Taking the cheap option might later become expensive. Hire quality and focus on your personal development.
If you are an employer, you need to treat your employees well. Happy employees (mentally, physically, financially), means a more profitable business. For example, if you underpay your staff or don’t give them days off, they will get disgruntled mentally and financially and this will negatively affect your business. If you treat them well, they pass that happiness on to current clients and prospective clients and this increases your bottom line.
Treat your stakeholders well and the reward will be a more profitable business.
Accounting and Finance
Keeping records of a small business is no different than keeping personal financial records. Knowing the cashflows of your business(es) helps you take advantage of opportunities and is a good indicator of how profitable or cash-rich your business is at specific points in time.
When you know your company’s cash or profit position, you can make different decisions regarding its profits. In simple terms, your profit is your sales minus your cost of goods sold minus your expenses. So if you sell your baked goods and you make sales of USD5000 for that month, you deduct the costs you incurred in purchasing the raw materials for the cake. These include flour, water, eggs, icing, etc. These are your costs of goods sold and they include only the costs incurred in manufacturing the sold goods. Afterward, you deduct general expenses, like your electricity, transport, water, and rent. These are the general expenses incurred in running the business. The remainder is your profit before interest and tax. If you have debt interest and tax, you deduct them and get your profit after tax.
Here is a simple income statement:
The profit after tax is your net profit. Here are some things you can do with the profit:
- Save for any emergencies your business might encounter. Just like your personal finances, saving for emergencies is important in case your business faces an unexpected and dire situation.
- Invest so that you can take advantage of opportunities.
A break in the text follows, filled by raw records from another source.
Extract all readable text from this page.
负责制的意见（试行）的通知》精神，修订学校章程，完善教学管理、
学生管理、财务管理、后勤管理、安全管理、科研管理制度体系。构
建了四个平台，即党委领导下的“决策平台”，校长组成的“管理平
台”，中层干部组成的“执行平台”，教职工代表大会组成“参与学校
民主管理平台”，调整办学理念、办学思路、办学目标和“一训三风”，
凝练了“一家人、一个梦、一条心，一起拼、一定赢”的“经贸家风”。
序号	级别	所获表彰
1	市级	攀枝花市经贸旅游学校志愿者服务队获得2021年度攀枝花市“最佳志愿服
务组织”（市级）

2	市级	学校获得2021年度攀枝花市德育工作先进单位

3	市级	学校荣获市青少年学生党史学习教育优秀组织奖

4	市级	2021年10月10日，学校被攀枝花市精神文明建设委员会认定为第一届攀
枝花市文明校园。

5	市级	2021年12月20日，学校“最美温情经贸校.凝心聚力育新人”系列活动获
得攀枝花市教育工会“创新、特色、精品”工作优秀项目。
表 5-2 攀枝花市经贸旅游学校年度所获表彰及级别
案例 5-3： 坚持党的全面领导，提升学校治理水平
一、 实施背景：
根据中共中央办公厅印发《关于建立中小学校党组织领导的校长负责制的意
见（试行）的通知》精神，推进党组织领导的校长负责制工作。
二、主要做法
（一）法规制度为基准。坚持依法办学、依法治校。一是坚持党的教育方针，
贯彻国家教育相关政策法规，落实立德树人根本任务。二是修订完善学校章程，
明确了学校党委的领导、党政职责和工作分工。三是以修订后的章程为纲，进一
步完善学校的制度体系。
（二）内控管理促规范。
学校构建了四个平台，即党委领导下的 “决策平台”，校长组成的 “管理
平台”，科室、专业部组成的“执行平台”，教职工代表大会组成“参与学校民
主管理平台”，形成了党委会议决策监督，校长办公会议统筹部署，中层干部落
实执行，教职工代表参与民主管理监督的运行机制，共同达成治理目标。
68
- You can invest the net profit back into your business, by buying new machinery or expanding it;
- Start a new business;
- Invest in the financial markets.
For example, you can use $500 out of the $1400 to open a stall and sell some food to university students. You can hire someone to run it while you focus on the bakery. That way, you have diversified your income streams. When the bakery doesn’t have a lot of customers, the food stall can keep you going.
Debt can help your business grow. If you want to start or expand your business and don’t have enough capital, you can approach a bank or a credit institution for a loan. Remember to keep track of your debt ratio. This is the ratio of your debt to your company’s assets. You don’t want to have a lot of debt when compared to your assets as this can lead to financial troubles. You can use the loan to buy equipment to start up or expand your business. When done right, the loan can magnify your profits and you can use the profits to pay back the loan.
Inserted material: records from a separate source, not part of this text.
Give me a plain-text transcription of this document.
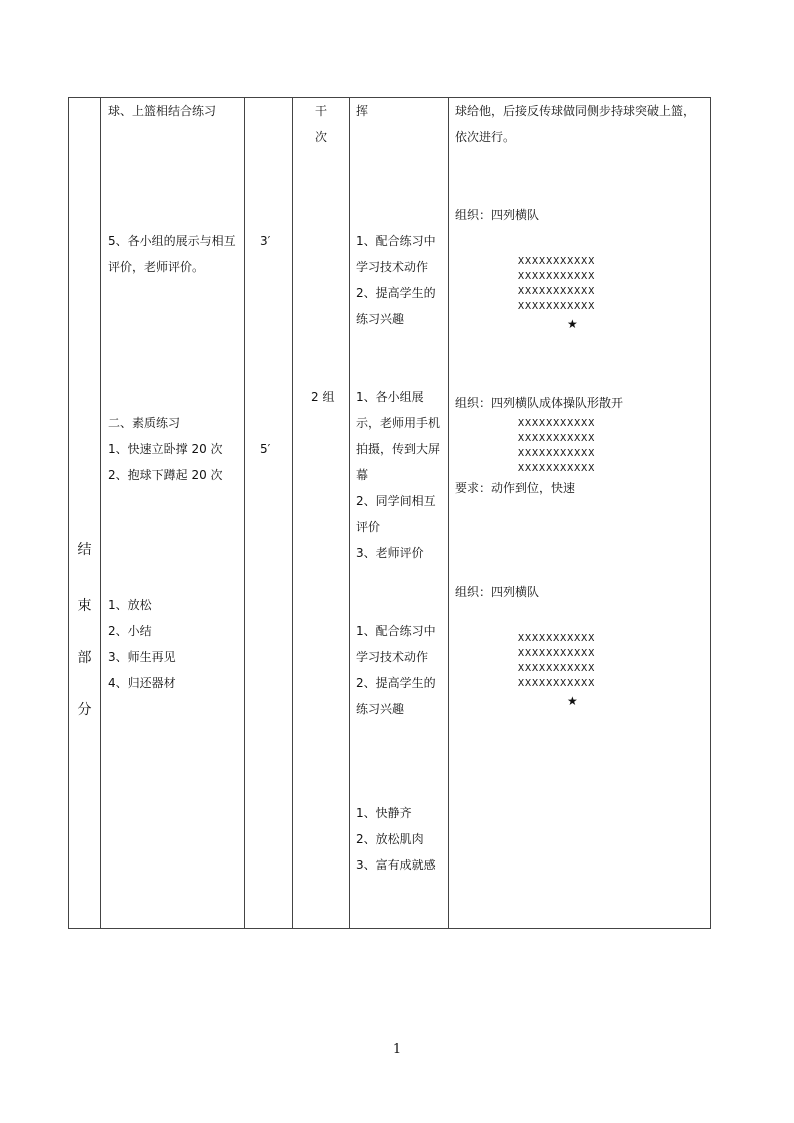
结
束
部
分
球、上篮相结合练习
5、各小组的展示与相互
评价，老师评价。
二、素质练习
1、快速立卧撑 20 次
2、抱球下蹲起 20 次
1、放松
2、小结
3、师生再见
4、归还器材
3′
5′
干
次
2 组
挥
1、配合练习中
学习技术动作
2、提高学生的
练习兴趣
1、各小组展
示，老师用手机
拍摄，传到大屏
幕
2、同学间相互
评价
3、老师评价
1、配合练习中
学习技术动作
2、提高学生的
练习兴趣
1、快静齐
2、放松肌肉
3、富有成就感
球给他，后接反传球做同侧步持球突破上篮，
依次进行。
组织：四列横队
XXXXXXXXXXX
XXXXXXXXXXX
XXXXXXXXXXX
XXXXXXXXXXX
★
组织：四列横队成体操队形散开
XXXXXXXXXXX
XXXXXXXXXXX
XXXXXXXXXXX
XXXXXXXXXXX
要求：动作到位，快速
组织：四列横队
XXXXXXXXXXX
XXXXXXXXXXX
XXXXXXXXXXX
XXXXXXXXXXX
★
1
Debt attracts interest. Interest is how a bank makes money from you. Paying more than the required interest charge helps you finish the debt faster. This is why keeping track of your cashflows is important. It makes you aware of if you can handle your debt repayments.
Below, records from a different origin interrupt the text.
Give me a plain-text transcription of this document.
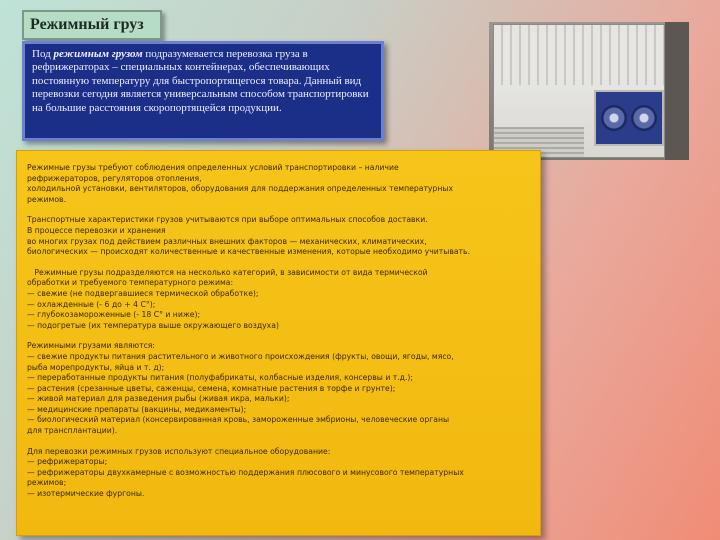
Режимный груз
Под режимным грузом подразумевается перевозка груза в рефрижераторах – специальных контейнерах, обеспечивающих постоянную температуру для быстропортящегося товара. Данный вид перевозки сегодня является универсальным способом транспортировки на большие расстояния скоропортящейся продукции.

Режимные грузы требуют соблюдения определенных условий транспортировки – наличие
рефрижераторов, регуляторов отопления,
холодильной установки, вентиляторов, оборудования для поддержания определенных температурных
режимов.

Транспортные характеристики грузов учитываются при выборе оптимальных способов доставки.
В процессе перевозки и хранения
во многих грузах под действием различных внешних факторов — механических, климатических,
биологических — происходят количественные и качественные изменения, которые необходимо учитывать.

Режимные грузы подразделяются на несколько категорий, в зависимости от вида термической
обработки и требуемого температурного режима:
— свежие (не подвергавшиеся термической обработке);
— охлажденные (- 6 до + 4 С°);
— глубокозамороженные (- 18 С° и ниже);
— подогретые (их температура выше окружающего воздуха)

Режимными грузами являются:
— свежие продукты питания растительного и животного происхождения (фрукты, овощи, ягоды, мясо,
рыба морепродукты, яйца и т. д);
— переработанные продукты питания (полуфабрикаты, колбасные изделия, консервы и т.д.);
— растения (срезанные цветы, саженцы, семена, комнатные растения в торфе и грунте);
— живой материал для разведения рыбы (живая икра, мальки);
— медицинские препараты (вакцины, медикаменты);
— биологический материал (консервированная кровь, замороженные эмбрионы, человеческие органы
для трансплантации).

Для перевозки режимных грузов используют специальное оборудование:
— рефрижераторы;
— рефрижераторы двухкамерные с возможностью поддержания плюсового и минусового температурных
режимов;
— изотермические фургоны.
Keeping track of your numbers also helps you when it comes to paying your taxes. This helps you from getting in trouble with regulators. Tax experts can help you structure your business in such a way that you can reduce your tax bill.
Grow your business
Your business is a bridge to financial success. Entrepreneurship can be hard but when equipped with the right knowledge, it can become bearable and fun. Seeking help from financial advisors or networking with other entrepreneurs can assist you in growing your business.